After much research on this topic, this is what I found ...
OnQueryProgress falls between requests. I'm not sure if this is intentional functionality or not, but while we are transferring data from a file, OnQueryProgress does not work.
The solution I found was to rely on the foreach writer receiver and do my own performance analysis as part of the process function. Unfortunately, we cannot access specific information about the running request. Or, I have not figured out how to do this yet. This is what I implemented in my sandbox for performance analysis:
val writer = new ForeachWriter[rawDataRow] { def open(partitionId: Long, version: Long):Boolean = { //We end up here in between files true } def process(value: rawDataRow) = { counter += 1 if(counter % 1000 == 0) { val currentTime = System.nanoTime() val elapsedTime = (currentTime - startTime)/1000000000.0 println(s"Records Written: $counter") println(s"Time Elapsed: $elapsedTime seconds") } } }
An alternative way to obtain indicators:
Another way to get information about running requests is to click on the GET endpoint that provides us.
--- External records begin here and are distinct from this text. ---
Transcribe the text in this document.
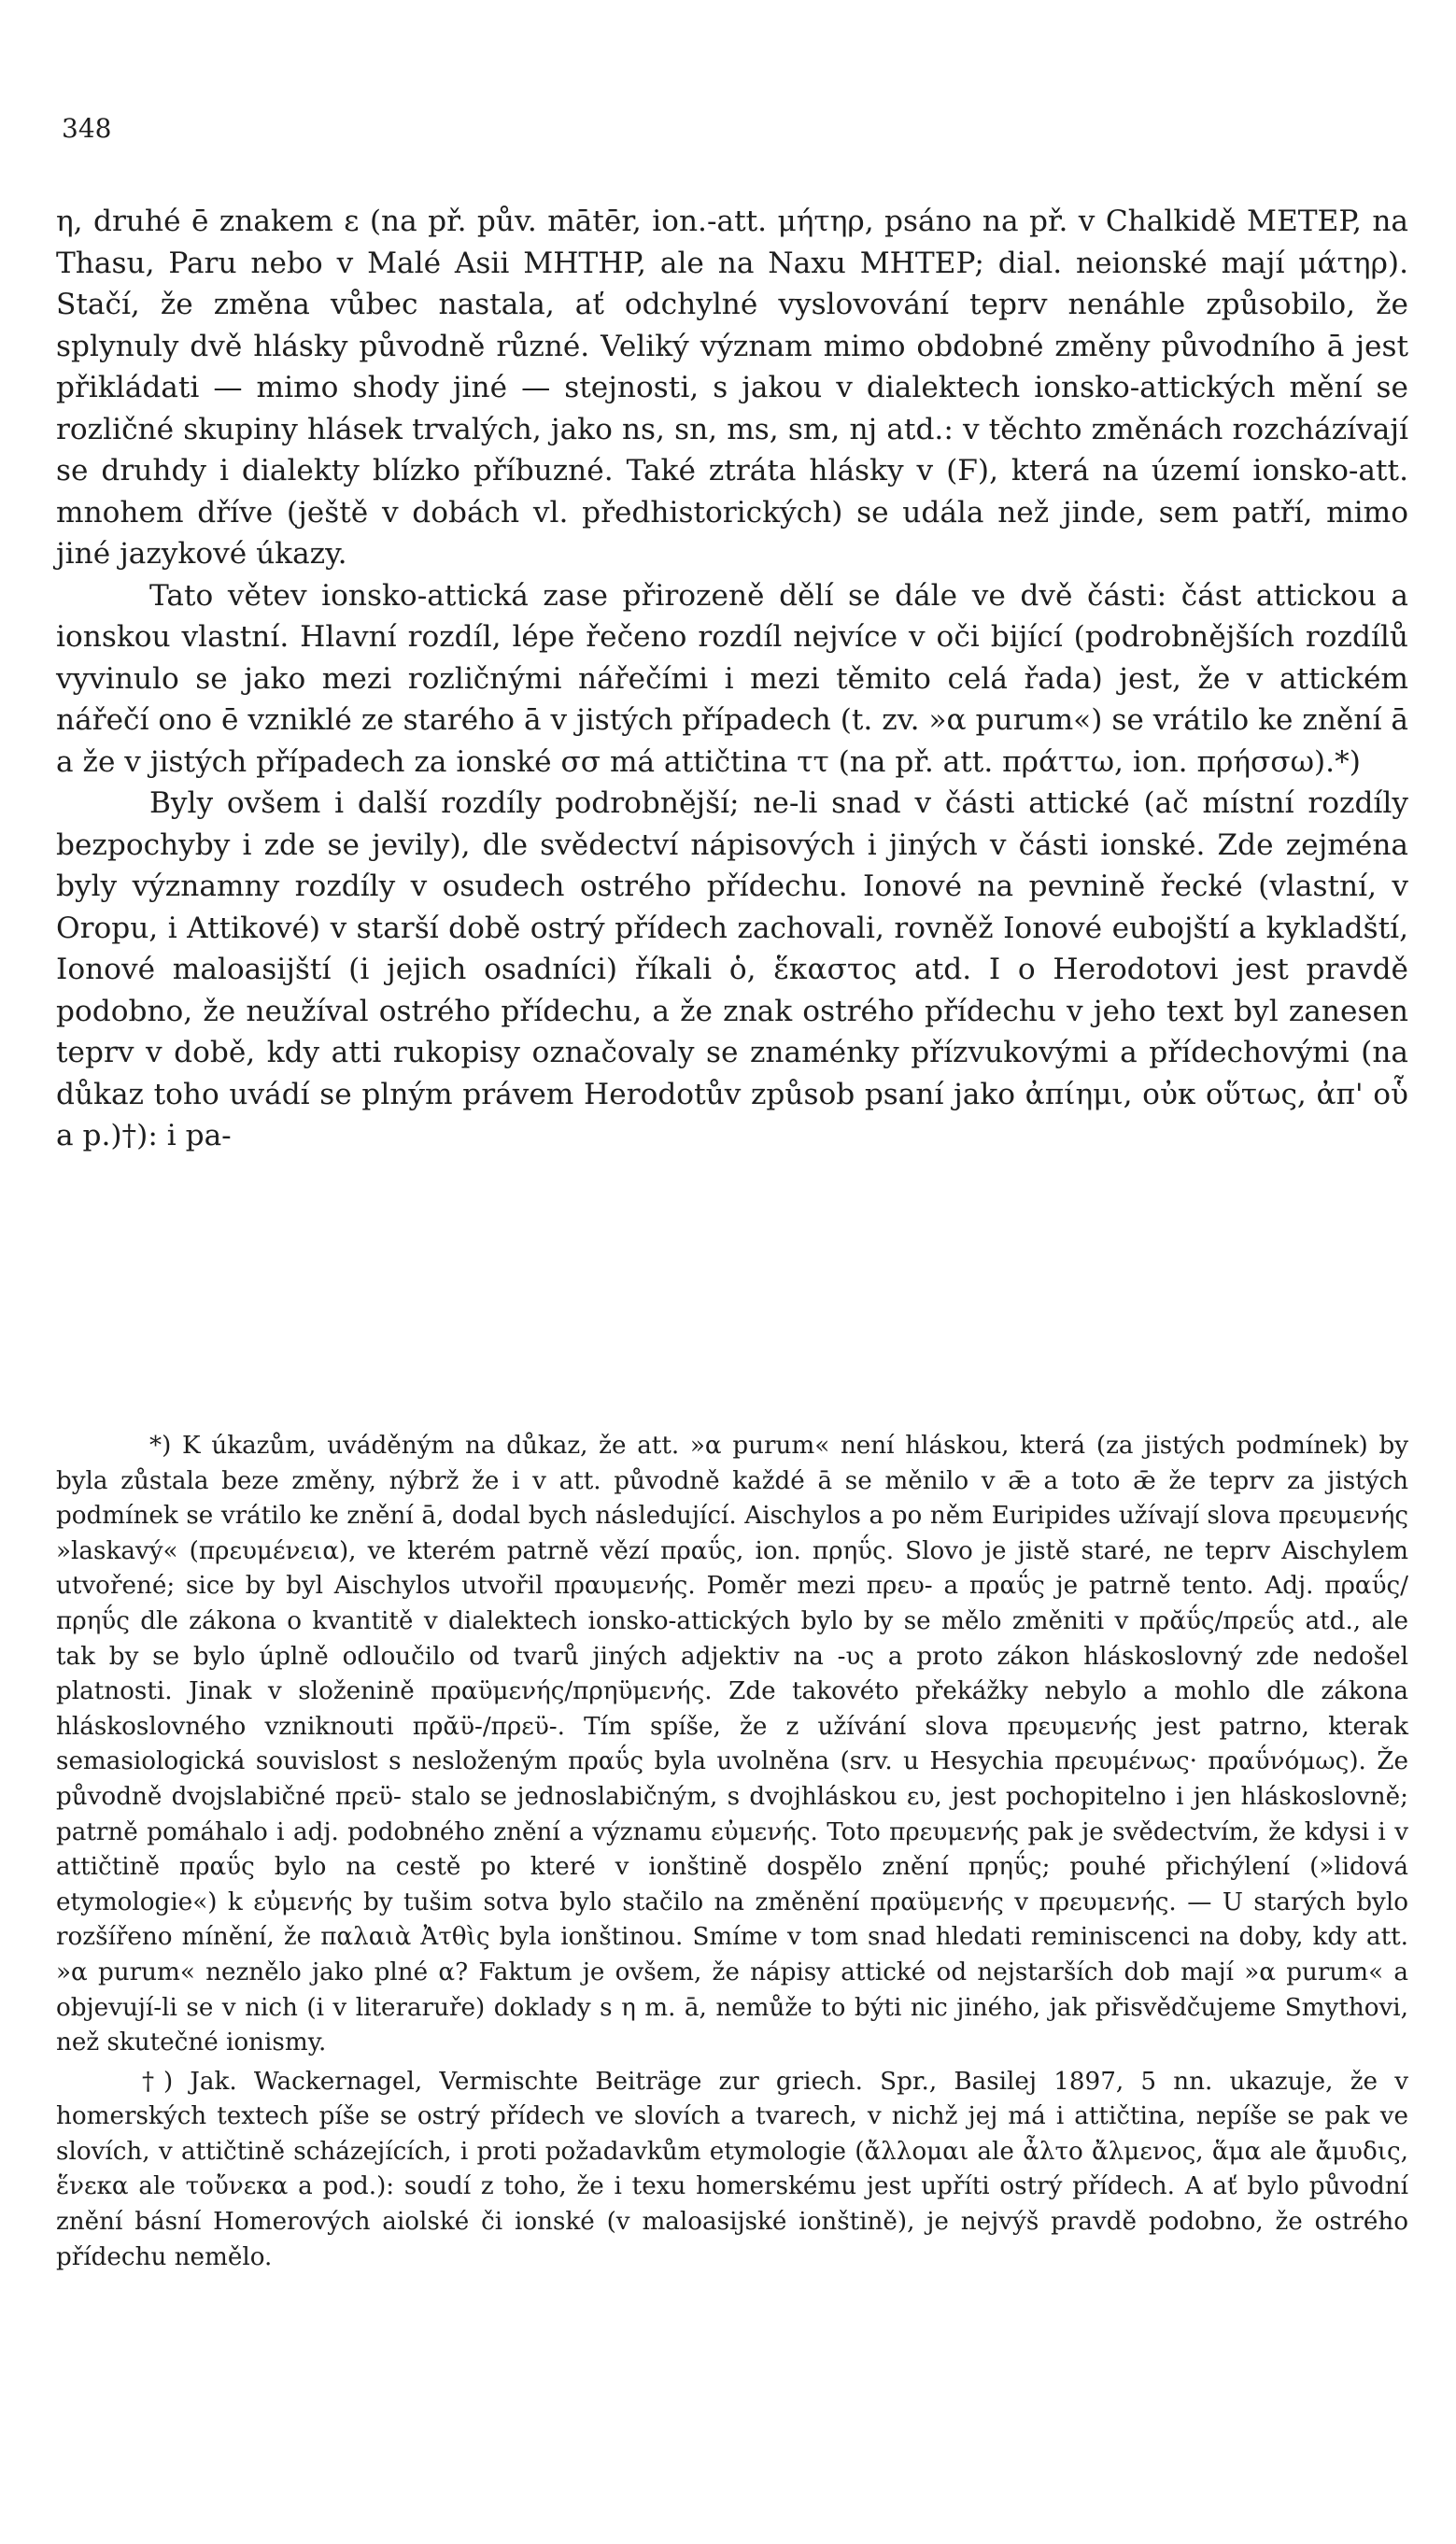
348

η, druhé ē znakem ε (na př. pův. mātēr, ion.-att. μήτηρ, psáno na př. v Chalkidě METEP, na Thasu, Paru nebo v Malé Asii MHTHP, ale na Naxu MHTEP; dial. neionské mají μάτηρ). Stačí, že změna vůbec nastala, ať odchylné vyslovování teprv nenáhle způsobilo, že splynuly dvě hlásky původně různé. Veliký význam mimo obdobné změny původního ā jest přikládati — mimo shody jiné — stejnosti, s jakou v dialektech ionsko-attických mění se rozličné skupiny hlásek trvalých, jako ns, sn, ms, sm, nj atd.: v těchto změnách rozcházívají se druhdy i dialekty blízko příbuzné. Také ztráta hlásky v (Ϝ), která na území ionsko-att. mnohem dříve (ještě v dobách vl. předhistorických) se udála než jinde, sem patří, mimo jiné jazykové úkazy.

Tato větev ionsko-attická zase přirozeně dělí se dále ve dvě části: část attickou a ionskou vlastní. Hlavní rozdíl, lépe řečeno rozdíl nejvíce v oči bijící (podrobnějších rozdílů vyvinulo se jako mezi rozličnými nářečími i mezi těmito celá řada) jest, že v attickém nářečí ono ē vzniklé ze starého ā v jistých případech (t. zv. »α purum«) se vrátilo ke znění ā a že v jistých případech za ionské σσ má attičtina ττ (na př. att. πράττω, ion. πρήσσω).*)

Byly ovšem i další rozdíly podrobnější; ne-li snad v části attické (ač místní rozdíly bezpochyby i zde se jevily), dle svědectví nápisových i jiných v části ionské. Zde zejména byly významny rozdíly v osudech ostrého přídechu. Ionové na pevnině řecké (vlastní, v Oropu, i Attikové) v starší době ostrý přídech zachovali, rovněž Ionové eubojští a kykladští, Ionové maloasijští (i jejich osadníci) říkali ὁ, ἕκαστος atd. I o Herodotovi jest pravdě podobno, že neužíval ostrého přídechu, a že znak ostrého přídechu v jeho text byl zanesen teprv v době, kdy atti rukopisy označovaly se znaménky přízvukovými a přídechovými (na důkaz toho uvádí se plným právem Herodotův způsob psaní jako ἀπίημι, οὐκ οὕτως, ἀπ' οὗ a p.)†): i pa-

*) K úkazům, uváděným na důkaz, že att. »α purum« není hláskou, která (za jistých podmínek) by byla zůstala beze změny, nýbrž že i v att. původně každé ā se měnilo v ǣ a toto ǣ že teprv za jistých podmínek se vrátilo ke znění ā, dodal bych následující. Aischylos a po něm Euripides užívají slova πρευμενής »laskavý« (πρευμένεια), ve kterém patrně vězí πραΰς, ion. πρηΰς. Slovo je jistě staré, ne teprv Aischylem utvořené; sice by byl Aischylos utvořil πραυμενής. Poměr mezi πρευ- a πραΰς je patrně tento. Adj. πραΰς/πρηΰς dle zákona o kvantitě v dialektech ionsko-attických bylo by se mělo změniti v πρᾰΰς/πρεΰς atd., ale tak by se bylo úplně odloučilo od tvarů jiných adjektiv na -υς a proto zákon hláskoslovný zde nedošel platnosti. Jinak v složenině πραϋμενής/πρηϋμενής. Zde takovéto překážky nebylo a mohlo dle zákona hláskoslovného vzniknouti πρᾰϋ-/πρεϋ-. Tím spíše, že z užívání slova πρευμενής jest patrno, kterak semasiologická souvislost s nesloženým πραΰς byla uvolněna (srv. u Hesychia πρευμένως· πραΰνόμως). Že původně dvojslabičné πρεϋ- stalo se jednoslabičným, s dvojhláskou ευ, jest pochopitelno i jen hláskoslovně; patrně pomáhalo i adj. podobného znění a významu εὐμενής. Toto πρευμενής pak je svědectvím, že kdysi i v attičtině πραΰς bylo na cestě po které v ionštině dospělo znění πρηΰς; pouhé přichýlení (»lidová etymologie«) k εὐμενής by tušim sotva bylo stačilo na změnění πραϋμενής v πρευμενής. — U starých bylo rozšířeno mínění, že παλαιὰ Ἀτθὶς byla ionštinou. Smíme v tom snad hledati reminiscenci na doby, kdy att. »α purum« neznělo jako plné α? Faktum je ovšem, že nápisy attické od nejstarších dob mají »α purum« a objevují-li se v nich (i v literaruře) doklady s η m. ā, nemůže to býti nic jiného, jak přisvědčujeme Smythovi, než skutečné ionismy.

†) Jak. Wackernagel, Vermischte Beiträge zur griech. Spr., Basilej 1897, 5 nn. ukazuje, že v homerských textech píše se ostrý přídech ve slovích a tvarech, v nichž jej má i attičtina, nepíše se pak ve slovích, v attičtině scházejících, i proti požadavkům etymologie (ἄλλομαι ale ἆλτο ἄλμενος, ἅμα ale ἄμυδις, ἕνεκα ale τοὔνεκα a pod.): soudí z toho, že i texu homerskému jest upříti ostrý přídech. A ať bylo původní znění básní Homerových aiolské či ionské (v maloasijské ionštině), je nejvýš pravdě podobno, že ostrého přídechu nemělo.
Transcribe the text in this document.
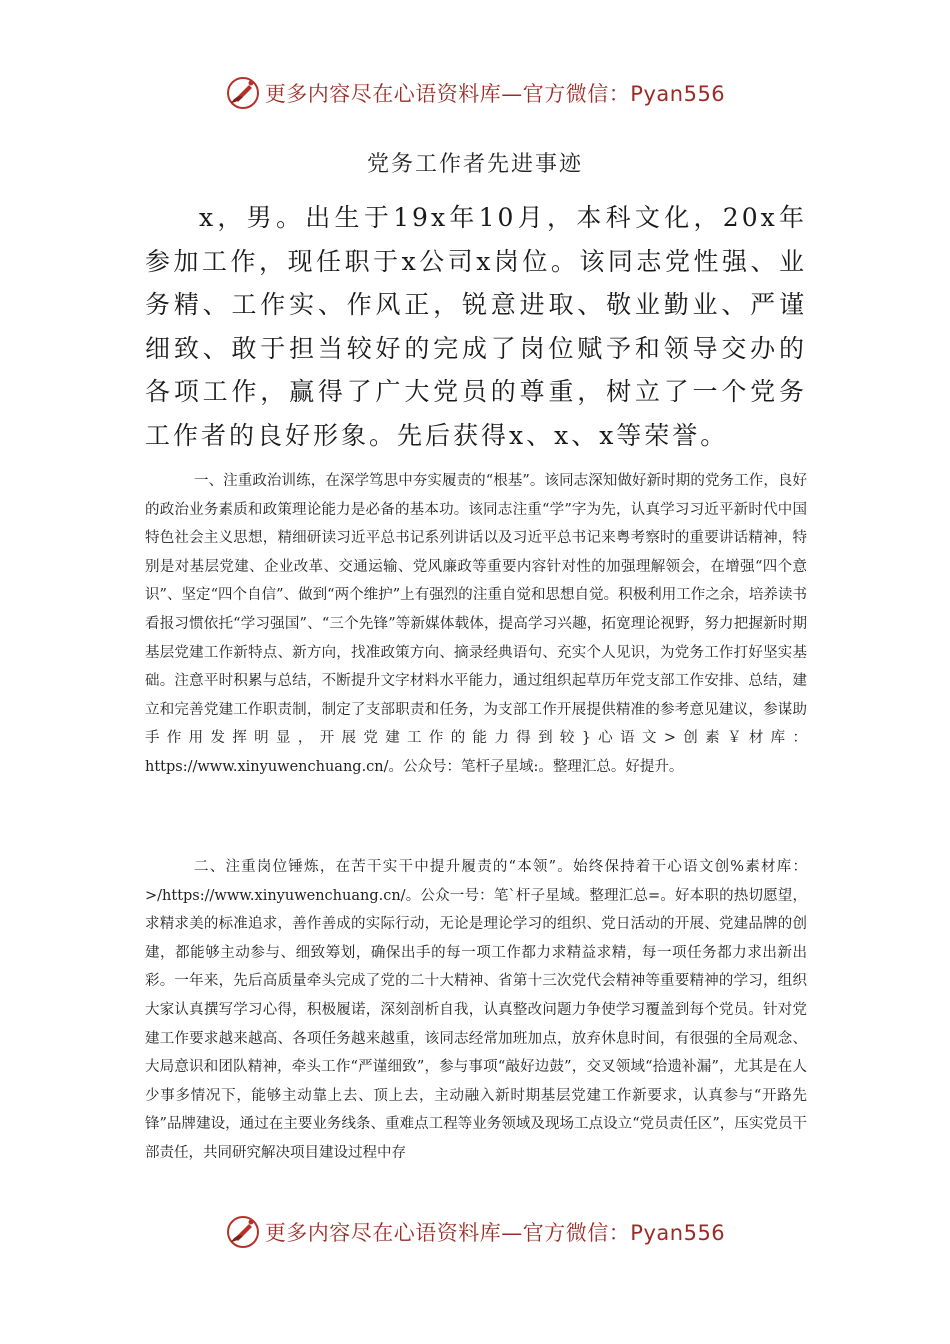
更多内容尽在心语资料库—官方微信：Pyan556
党务工作者先进事迹

x，男。出生于19x年10月，本科文化，20x年参加工作，现任职于x公司x岗位。该同志党性强、业务精、工作实、作风正，锐意进取、敬业勤业、严谨细致、敢于担当较好的完成了岗位赋予和领导交办的各项工作，赢得了广大党员的尊重，树立了一个党务工作者的良好形象。先后获得x、x、x等荣誉。

一、注重政治训练，在深学笃思中夯实履责的“根基”。该同志深知做好新时期的党务工作，良好的政治业务素质和政策理论能力是必备的基本功。该同志注重“学”字为先，认真学习习近平新时代中国特色社会主义思想，精细研读习近平总书记系列讲话以及习近平总书记来粤考察时的重要讲话精神，特别是对基层党建、企业改革、交通运输、党风廉政等重要内容针对性的加强理解领会，在增强“四个意识”、坚定“四个自信”、做到“两个维护”上有强烈的注重自觉和思想自觉。积极利用工作之余，培养读书看报习惯依托“学习强国”、“三个先锋”等新媒体载体，提高学习兴趣，拓宽理论视野，努力把握新时期基层党建工作新特点、新方向，找准政策方向、摘录经典语句、充实个人见识，为党务工作打好坚实基础。注意平时积累与总结，不断提升文字材料水平能力，通过组织起草历年党支部工作安排、总结，建立和完善党建工作职责制，制定了支部职责和任务，为支部工作开展提供精准的参考意见建议，参谋助手作用发挥明显，开展党建工作的能力得到较}心语文>创素￥材库：https://www.xinyuwenchuang.cn/。公众号：笔杆子星域:。整理汇总。好提升。

二、注重岗位锤炼，在苦干实干中提升履责的“本领”。始终保持着干心语文创%素材库：>/https://www.xinyuwenchuang.cn/。公众一号：笔`杆子星域。整理汇总=。好本职的热切愿望，求精求美的标准追求，善作善成的实际行动，无论是理论学习的组织、党日活动的开展、党建品牌的创建，都能够主动参与、细致筹划，确保出手的每一项工作都力求精益求精，每一项任务都力求出新出彩。一年来，先后高质量牵头完成了党的二十大精神、省第十三次党代会精神等重要精神的学习，组织大家认真撰写学习心得，积极履诺，深刻剖析自我，认真整改问题力争使学习覆盖到每个党员。针对党建工作要求越来越高、各项任务越来越重，该同志经常加班加点，放弃休息时间，有很强的全局观念、大局意识和团队精神，牵头工作“严谨细致”，参与事项“敲好边鼓”，交叉领域“拾遗补漏”，尤其是在人少事多情况下，能够主动靠上去、顶上去，主动融入新时期基层党建工作新要求，认真参与“开路先锋”品牌建设，通过在主要业务线条、重难点工程等业务领域及现场工点设立“党员责任区”，压实党员干部责任，共同研究解决项目建设过程中存

更多内容尽在心语资料库—官方微信：Pyan556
http: // localhost: 4040 / metrics
or
http: // localhost: 4040 / api / v1 /
Documentation here: http://spark.apache.org/docs/latest/monitoring.html
September 2, 2017 Patch Number: Tested with regular sparking, unstructured streaming
Disclaimer, this may not apply to structured streaming, I need to set up a test bed for confirmation. However, it works with regular spark flow (consumption in Kafka in this example).
I believe that since the release of sparking 2.2, there are new endpoints that can get more performance indicators. It may have existed in previous versions, and I just skipped it, but I wanted to make sure it was documented for anyone looking for this information.
http: // localhost: 4040 / api / v1 / applications / {applicationIdHere} / streaming / statistics
This is the endpoint that looks like it was added in 2.2 (or it already existed and the documentation was just added, I'm not sure, I did not check).
In any case, it adds metrics in this format for the specified streaming application:
{ "startTime" : "2017-09-13T14:02:28.883GMT", "batchDuration" : 1000, "numReceivers" : 0, "numActiveReceivers" : 0, "numInactiveReceivers" : 0, "numTotalCompletedBatches" : 90379, "numRetainedCompletedBatches" : 1000, "numActiveBatches" : 0, "numProcessedRecords" : 39652167, "numReceivedRecords" : 39652167, "avgInputRate" : 771.722, "avgSchedulingDelay" : 2, "avgProcessingTime" : 85, "avgTotalDelay" : 87 }
This enables us to create our own custom evaluation / monitoring applications using the REST endpoints that Spark sets up.